Each kingdom readily incorporated different levels of shared experience. John McCafferty’s version of plantation Ulster is an ethnic, religious and political melting-pot that had readily swallowed up the allegedly troublesome Presbyterian Scots. The religious nature of this particular frontier venture ensured that the Church of Ireland was in a position to incorporate slightly hotter Scottish Protestants, who remained happy enough until the imposition of the ‘Black Oath’ in 1638; Thomas Wentworth’s desire to ensure that the Scottish covenant stayed put became the real catalyst for difficulties among the planters.
The interaction between the two islands, in the seventeenth century as at any other time, was a reality of life, geography and livelihood, but the forms it took were exacerbated by the massive disruption of war and revolution to resonate within the higher echelons of politics. This applied to each kingdom in differing ways. When in 1688–91 Protestants in all three kingdoms sought to ensure the permanent ejection of James II and his dynasty, they grappled for vastly different (and contradictory) justifications of their actions, and for vastly different reasons, but—perhaps inadvertently—they shared the same purpose: the removal of James and his policies. But as Tim Harris rightly points out in his essay, that shared purpose did not amount to a ‘British’ version of the Glorious Revolution. Each kingdom had its own. Finally, John Young’s study of a progressive reform tradition in the Scottish parliament prior to 1707, grappling with royal power as exercised from London, aptly suggests that the ‘British problem’ in Scotland had far more to do with its southern neighbour than itself.

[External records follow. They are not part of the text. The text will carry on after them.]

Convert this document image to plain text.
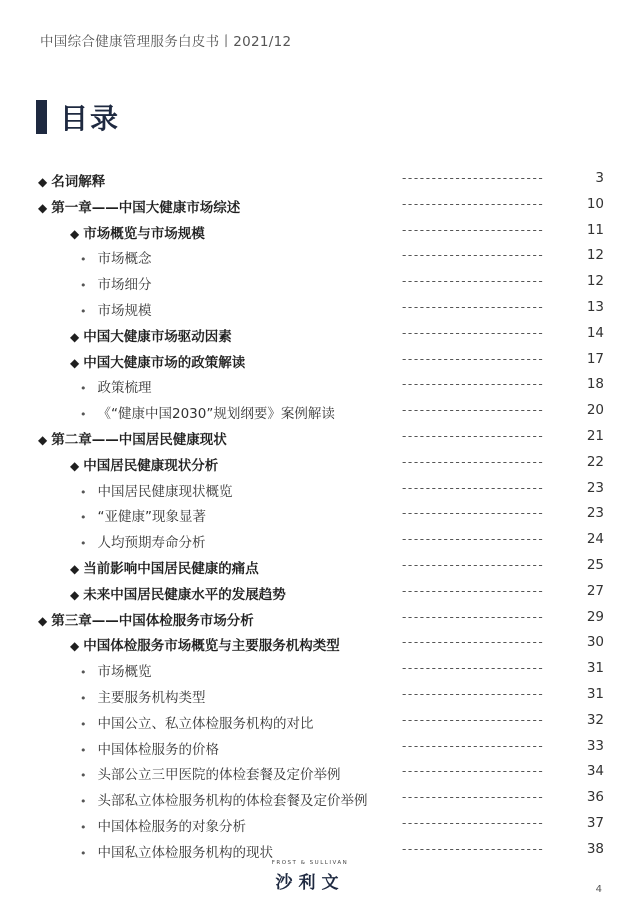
中国综合健康管理服务白皮书丨2021/12
目录
◆ 名词解释	------------------------	3
◆ 第一章——中国大健康市场综述	------------------------	10
◆ 市场概览与市场规模	------------------------	11
• 市场概念	------------------------	12
• 市场细分	------------------------	12
• 市场规模	------------------------	13
◆ 中国大健康市场驱动因素	------------------------	14
◆ 中国大健康市场的政策解读	------------------------	17
• 政策梳理	------------------------	18
• 《“健康中国2030”规划纲要》案例解读	------------------------	20
◆ 第二章——中国居民健康现状	------------------------	21
◆ 中国居民健康现状分析	------------------------	22
• 中国居民健康现状概览	------------------------	23
• “亚健康”现象显著	------------------------	23
• 人均预期寿命分析	------------------------	24
◆ 当前影响中国居民健康的痛点	------------------------	25
◆ 未来中国居民健康水平的发展趋势	------------------------	27
◆ 第三章——中国体检服务市场分析	------------------------	29
◆ 中国体检服务市场概览与主要服务机构类型	------------------------	30
• 市场概览	------------------------	31
• 主要服务机构类型	------------------------	31
• 中国公立、私立体检服务机构的对比	------------------------	32
• 中国体检服务的价格	------------------------	33
• 头部公立三甲医院的体检套餐及定价举例	------------------------	34
• 头部私立体检服务机构的体检套餐及定价举例	------------------------	36
• 中国体检服务的对象分析	------------------------	37
• 中国私立体检服务机构的现状	------------------------	38
FROST & SULLIVAN
沙利文	4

More could be written in these books about society and the economy. But despite its loosely focused nature this is a genuinely original collection, and most of the pieces are excellent; there is an overdue shift here from the sweeping statement to more tightly focused research, and it is well worth a look. Many of the essays, and especially the forthright introduction, offer valuable correctives to a historical trend that increasingly seems redundant; ‘awkwardness’ goes a long way, and each kingdom gets a look in on its own terms, instead of being invoked as merely a curious adjunct to England. There was a wider world out there, and it didn’t always speak English. If there was ever really a problem with the shared history of the Stuart kingdoms, it might be the fact that so much of it is still unwritten.